Margaret R. Karagas is an epidemiologist from Dartmouth who led a team of investigators on a study concerned with the factors that can aid the development of cancer in people inhabiting the northern part of New England. The group of researchers discovered a very high risk to the bladders of the studied ill people that very under treatment with medication which suppressed the immune system.

The results of the research are based on a case-control investigation of people from New Hampshire.
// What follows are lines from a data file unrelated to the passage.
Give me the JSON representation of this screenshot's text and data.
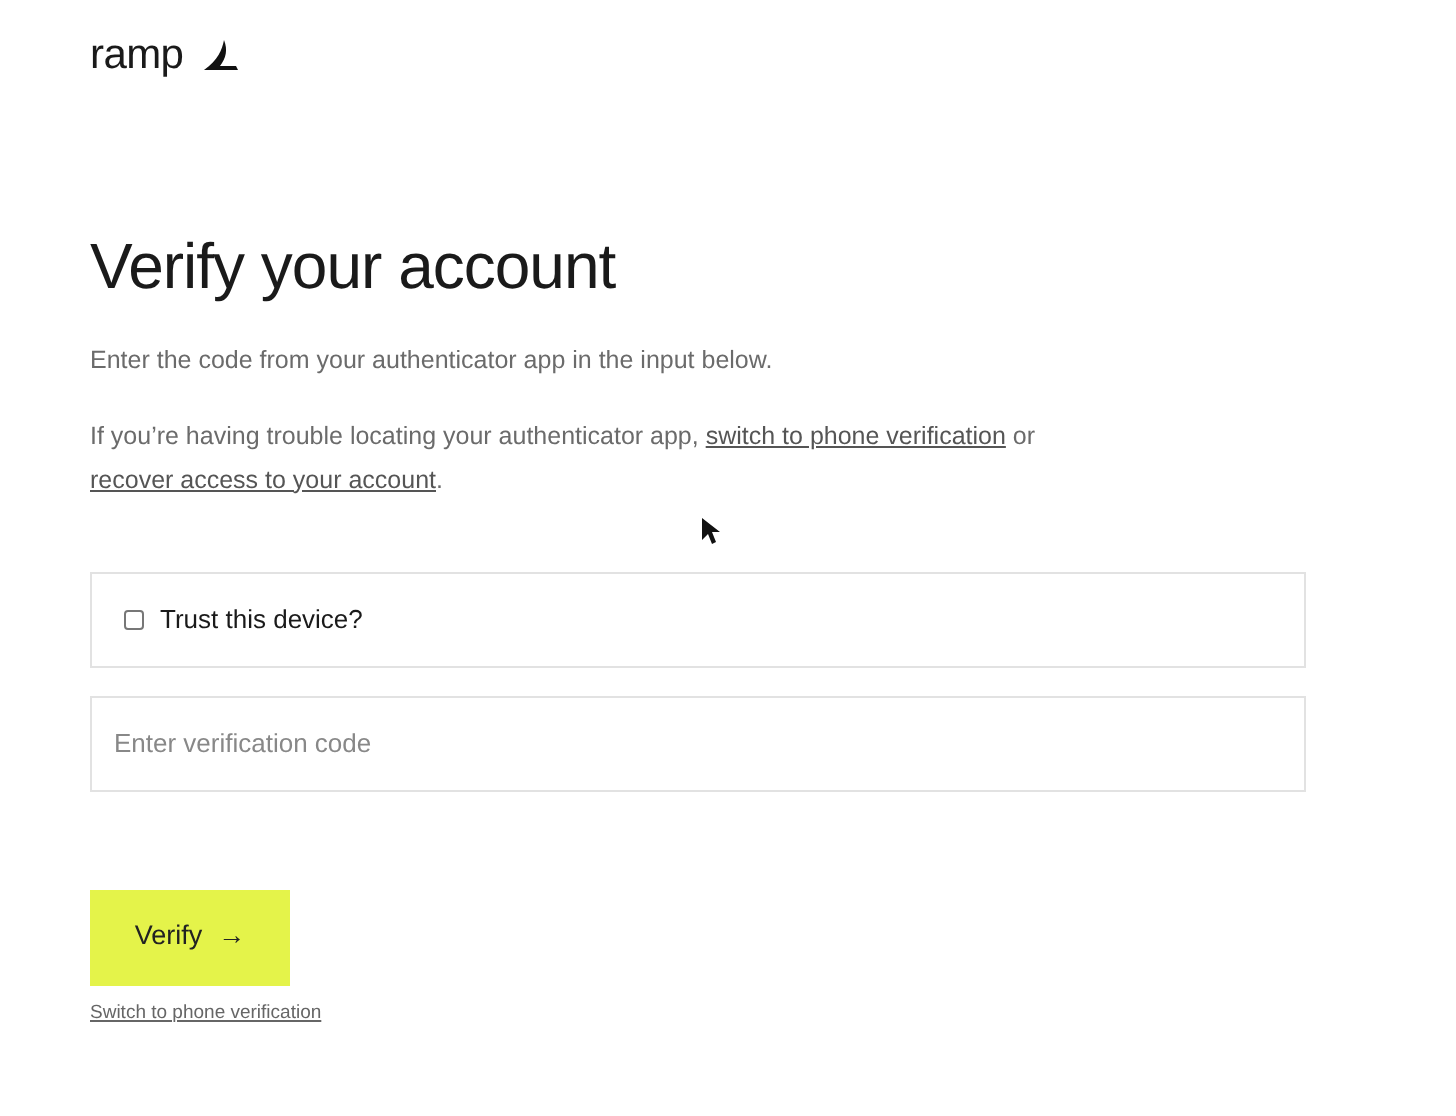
{
  "logo": {
    "text": "ramp"
  },
  "heading": "Verify your account",
  "intro": "Enter the code from your authenticator app in the input below.",
  "help": {
    "before": "If you’re having trouble locating your authenticator app, ",
    "link_1": "switch to phone verification",
    "middle": " or ",
    "link_2": "recover access to your account",
    "after": "."
  },
  "trust_device": {
    "label": "Trust this device?",
    "checked": false
  },
  "code_field": {
    "placeholder": "Enter verification code"
  },
  "verify_button": {
    "label": "Verify",
    "arrow": "→"
  },
  "footer_link": "Switch to phone verification"
}
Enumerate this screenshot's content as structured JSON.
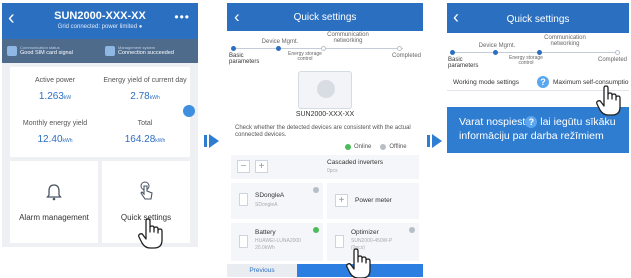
{
  "colors": {
    "header_blue": "#2b6fc0",
    "status_strip": "#4f6b8c",
    "value_blue": "#2c6fc2",
    "online_green": "#4cbc5a",
    "offline_gray": "#b8bec6",
    "callout_blue": "#2f7dd1",
    "arrow_blue": "#2f7dd1"
  },
  "panel1": {
    "title": "SUN2000-XXX-XX",
    "subtitle": "Grid connected: power limited ●",
    "menu_icon": "more-dots-icon",
    "status": [
      {
        "label": "Communication status",
        "value": "Good SIM card signal",
        "icon": "sim-card-icon"
      },
      {
        "label": "Management system",
        "value": "Connection succeeded",
        "icon": "cloud-icon"
      }
    ],
    "metrics": [
      {
        "label": "Active power",
        "value": "1.263",
        "unit": "kW"
      },
      {
        "label": "Energy yield of current day",
        "value": "2.78",
        "unit": "kWh"
      },
      {
        "label": "Monthly energy yield",
        "value": "12.40",
        "unit": "kWh"
      },
      {
        "label": "Total",
        "value": "164.28",
        "unit": "kWh"
      }
    ],
    "tiles": [
      {
        "label": "Alarm management",
        "icon": "alarm-bell-icon"
      },
      {
        "label": "Quick settings",
        "icon": "tap-finger-icon"
      }
    ]
  },
  "panel2": {
    "title": "Quick settings",
    "steps": [
      "Device Mgmt.",
      "Communication networking",
      "Basic parameters",
      "Energy storage control",
      "Completed"
    ],
    "device_name": "SUN2000-XXX-XX",
    "device_check_text": "Check whether the detected devices are consistent with the actual connected devices.",
    "legend": {
      "online": "Online",
      "offline": "Offline"
    },
    "cascaded": {
      "label": "Cascaded inverters",
      "count": "0pcs"
    },
    "devices": [
      {
        "name": "SDongleA",
        "model": "SDongleA",
        "status": "offline",
        "icon": "dongle-icon"
      },
      {
        "name": "Power meter",
        "model": "",
        "status": "",
        "icon": "plus-icon"
      },
      {
        "name": "Battery",
        "model": "HUAWEI-LUNA2000",
        "extra": "20.0kWh",
        "status": "online",
        "icon": "battery-icon"
      },
      {
        "name": "Optimizer",
        "model": "SUN2000-450W-P",
        "extra": "(0pcs)",
        "status": "offline",
        "icon": "optimizer-icon"
      }
    ],
    "footer_previous": "Previous"
  },
  "panel3": {
    "title": "Quick settings",
    "steps": [
      "Device Mgmt.",
      "Communication networking",
      "Basic parameters",
      "Energy storage control",
      "Completed"
    ],
    "working_mode_label": "Working mode settings",
    "working_mode_value": "Maximum self-consumptio",
    "callout_before": "Varat nospiest",
    "callout_after": " lai iegūtu sīkāku informāciju par darba režīmiem"
  }
}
The outcomes and discoveries of the investigation were released in the British Journal of Cancer`s September edition. The leading author of the investigation is Karl Dietrich who is a student within Dartmouth Medical School. Accompanying him are professors: Alan Schned, John Heaney and Margaret Karagas who is also a professor in the Dartmouth Medical School in the family and community medicine department.

The research investigates the utilization of glucocorticoids on a long-term basis. The studied sample comprised 786 people suffering from bladder-cancer and 1,083 people who represented the control group. The amalgam of cytotoxic and glucocorticoids medications is recommended and prescribed by physicians in immunosuppressive treatments in order to aid ill people who underwent organ transplants to counteract the body`s rejection of the foreign organ. In addition, the glucocorticoids are also prescribed to people who suffer from asthma, rheumatoid arthritis and various other diseases.

Earlier investigations, some of which included Margaret Karagas as fellow researcher, reported links between these types of medication treatments and an increased predisposition to lymphoma and skin cancers.

As the new investigation presents the predisposition of developing bladder malignant tumors associated with the above mentioned therapies may be an indicator for the need of taking a closer look at patients who constantly take glucocorticoids as part of their treatments.